FinCity.Tokyo works alongside the Tokyo Metropolitan Government to support this openness by helping international firms navigate entry requirements, understand institutional expectations, and identify opportunities for partnership with Japanese financial institutions and corporates. This kind of coordination is especially relevant for Singapore fintechs that have outgrown accelerator programmes but require structured support to engage effectively with a large and institutionally oriented market.

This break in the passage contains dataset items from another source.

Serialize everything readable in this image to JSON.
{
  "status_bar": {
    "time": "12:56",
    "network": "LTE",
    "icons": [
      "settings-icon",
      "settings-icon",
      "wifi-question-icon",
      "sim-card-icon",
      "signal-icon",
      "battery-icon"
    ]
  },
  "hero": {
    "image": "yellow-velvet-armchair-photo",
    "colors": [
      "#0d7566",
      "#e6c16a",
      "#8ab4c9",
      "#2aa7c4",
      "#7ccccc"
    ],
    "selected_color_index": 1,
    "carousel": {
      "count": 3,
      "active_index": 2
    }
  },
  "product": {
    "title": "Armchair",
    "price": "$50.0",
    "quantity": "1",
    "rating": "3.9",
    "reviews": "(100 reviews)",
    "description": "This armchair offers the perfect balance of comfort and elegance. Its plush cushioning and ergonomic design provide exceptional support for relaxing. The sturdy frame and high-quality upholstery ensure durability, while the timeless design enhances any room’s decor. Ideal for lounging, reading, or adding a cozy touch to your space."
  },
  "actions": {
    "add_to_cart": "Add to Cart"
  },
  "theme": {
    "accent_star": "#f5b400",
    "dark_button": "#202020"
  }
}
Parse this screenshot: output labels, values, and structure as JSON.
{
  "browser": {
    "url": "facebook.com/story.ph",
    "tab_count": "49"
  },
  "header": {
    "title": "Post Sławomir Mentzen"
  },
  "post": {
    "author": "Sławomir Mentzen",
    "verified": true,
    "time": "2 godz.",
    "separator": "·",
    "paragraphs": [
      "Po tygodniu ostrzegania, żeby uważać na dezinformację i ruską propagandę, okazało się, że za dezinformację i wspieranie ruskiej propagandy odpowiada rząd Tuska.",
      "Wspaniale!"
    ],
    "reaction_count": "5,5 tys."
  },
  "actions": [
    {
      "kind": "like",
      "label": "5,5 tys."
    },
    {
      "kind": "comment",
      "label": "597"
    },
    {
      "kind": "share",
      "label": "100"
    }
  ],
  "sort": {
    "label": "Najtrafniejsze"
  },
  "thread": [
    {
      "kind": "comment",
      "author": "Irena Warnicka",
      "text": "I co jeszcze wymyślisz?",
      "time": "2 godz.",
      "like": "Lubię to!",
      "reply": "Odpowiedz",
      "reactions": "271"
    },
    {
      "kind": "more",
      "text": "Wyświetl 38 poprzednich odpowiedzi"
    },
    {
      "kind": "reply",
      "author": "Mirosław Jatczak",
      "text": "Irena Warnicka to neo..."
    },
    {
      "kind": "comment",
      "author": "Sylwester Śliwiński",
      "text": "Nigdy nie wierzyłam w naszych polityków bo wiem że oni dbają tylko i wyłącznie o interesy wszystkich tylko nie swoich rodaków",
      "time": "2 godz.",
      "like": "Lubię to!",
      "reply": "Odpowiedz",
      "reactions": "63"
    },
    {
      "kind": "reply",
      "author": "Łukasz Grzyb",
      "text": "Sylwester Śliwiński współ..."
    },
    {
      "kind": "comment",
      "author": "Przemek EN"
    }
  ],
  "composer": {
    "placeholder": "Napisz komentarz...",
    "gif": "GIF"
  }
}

Commercial demand in Japan reinforces the case for expansion. Japanese banks, insurers, asset managers, and large corporates across manufacturing, healthcare, and logistics are accelerating digital transformation amid labour shortages, ageing demographics, and rising compliance complexity. These pressures are driving demand for enterprise-ready solutions in areas such as cybersecurity, digital identity, payments infrastructure, and much more.Singapore fintechs with proven B2B capabilities are well positioned to respond to these needs, particularly through structured proof-of-concept and partnership platforms that allow technologies to be tested and adapted in real operating environments.

What emerges is a natural complementarity between two leading Asian financial centres. Singapore offers speed, experimentation, and dense innovation networks. Tokyo provides scale, institutional capital, and long-term policy stability.

Regardless of global and trade gyrations, we stand ready to support the journey of Singapore fintechs that choose to engage.